Barclays Plc (BCS) sta soppesando una potenziale fusione con uno dei suoi rivali, secondo quanto riportato dal Financial Times mercoledì.
Due persone che hanno familiarità con la situazione hanno dichiarato a FT che il presidente della Barclays John McFarlane e il vicepresidente Gerry Grimstone sono teoricamente desiderosi di combinarsi con Standard Chartered Plc. Si ritiene inoltre che gli amministratori della banca britannica siano aperti all'idea di fondersi con Deutsche Bank AG (DB), Credit Suisse Group AG (CS) e DBS Group Holdings Ltd.
Una delle fonti ha aggiunto che Barclays ha già tenuto discussioni private con i direttori di ciascuna delle banche sui potenziali benefici derivanti dall'unione delle forze, ma deve ancora presentare un approccio di offerta formale o informale.
Si ritiene che la decisione della banca di esplorare le opportunità di fusione sia il risultato della crescente pressione degli investitori attivisti. Il fondo di investimento Sherborne di Edward Bramson, noto per aver spinto le aziende a effettuare cambiamenti operativi, detiene ora una partecipazione del 5, 4% in Barclays, rendendolo uno dei maggiori azionisti della banca.

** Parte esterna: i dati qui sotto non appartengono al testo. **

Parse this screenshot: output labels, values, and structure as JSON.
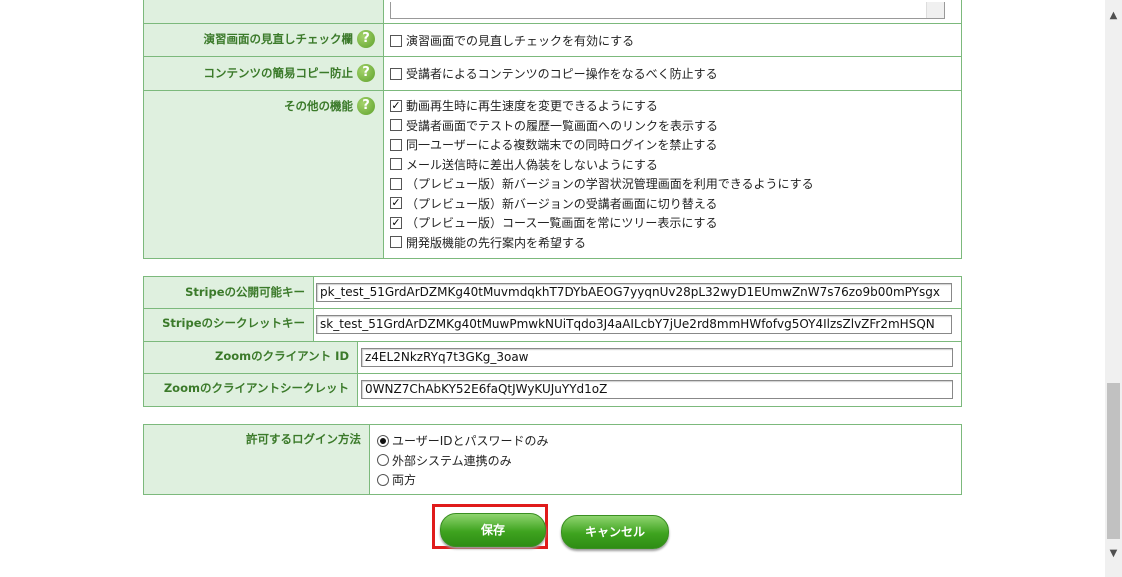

Una persona che conosce bene Bramson ha affermato che l'investitore attivista probabilmente ordinerà a Barclays di restituire agli azionisti fino a £ 25 miliardi ($ 33 miliardi) di capitale che ha legato alla sua sottoperformante divisione corporate e di investment banking.
Secondo quanto riferito, i direttori di Barclays hanno risposto alla crescente influenza di Sherborne elaborando alcuni piani di emergenza. Oltre alle "ipotetiche combinazioni", si dice che stiano esplorando modi per restituire più capitale agli azionisti e la possibilità di espandere il business del Regno Unito.
Poco dopo che il Financial Times ha pubblicato il suo rapporto, Reuters e Bloomberg, citando fonti vicine a Barclays, hanno contestato le affermazioni secondo cui la banca sta esplorando una fusione con uno dei suoi rivali. "Siamo totalmente concentrati sull'attuazione della nostra strategia e non commentiamo questo tipo di speculazioni", ha affermato Standard Chartered in una dichiarazione inviata a Bloomberg tramite e-mail.
Carta standard: una buona misura?
Standard Chartered con sede a Londra è stato citato come un potenziale obiettivo di acquisizione da parte dei media britannici da diversi decenni. La banca, il cui maggiore azionista è la Temasek Holdings Holdings Private Ltd. di Singapore, è stata collegata a Barclays numerose volte in passato, tra cui fino al 2013.
L'opinione è divisa sull'opportunità di un potenziale legame tra le due società. Un veterano della città di Londra ha detto al FT che l'accordo non avrebbe offerto molte sinergie. Un altro è stato più positivo, sostenendo che l'ampia base di depositi di Standard Chartered a Hong Kong e Singapore potrebbe rafforzare la banca di investimento di Barclays.
Oltre a notare che le loro esposizioni geografiche potrebbero completarsi a vicenda, l'FT ha aggiunto che il capo della Standard Chartered Bill Winters aveva precedentemente lavorato con il CEO di Barclays Jes Staley presso JPMorgan Chase & Co. (JPM).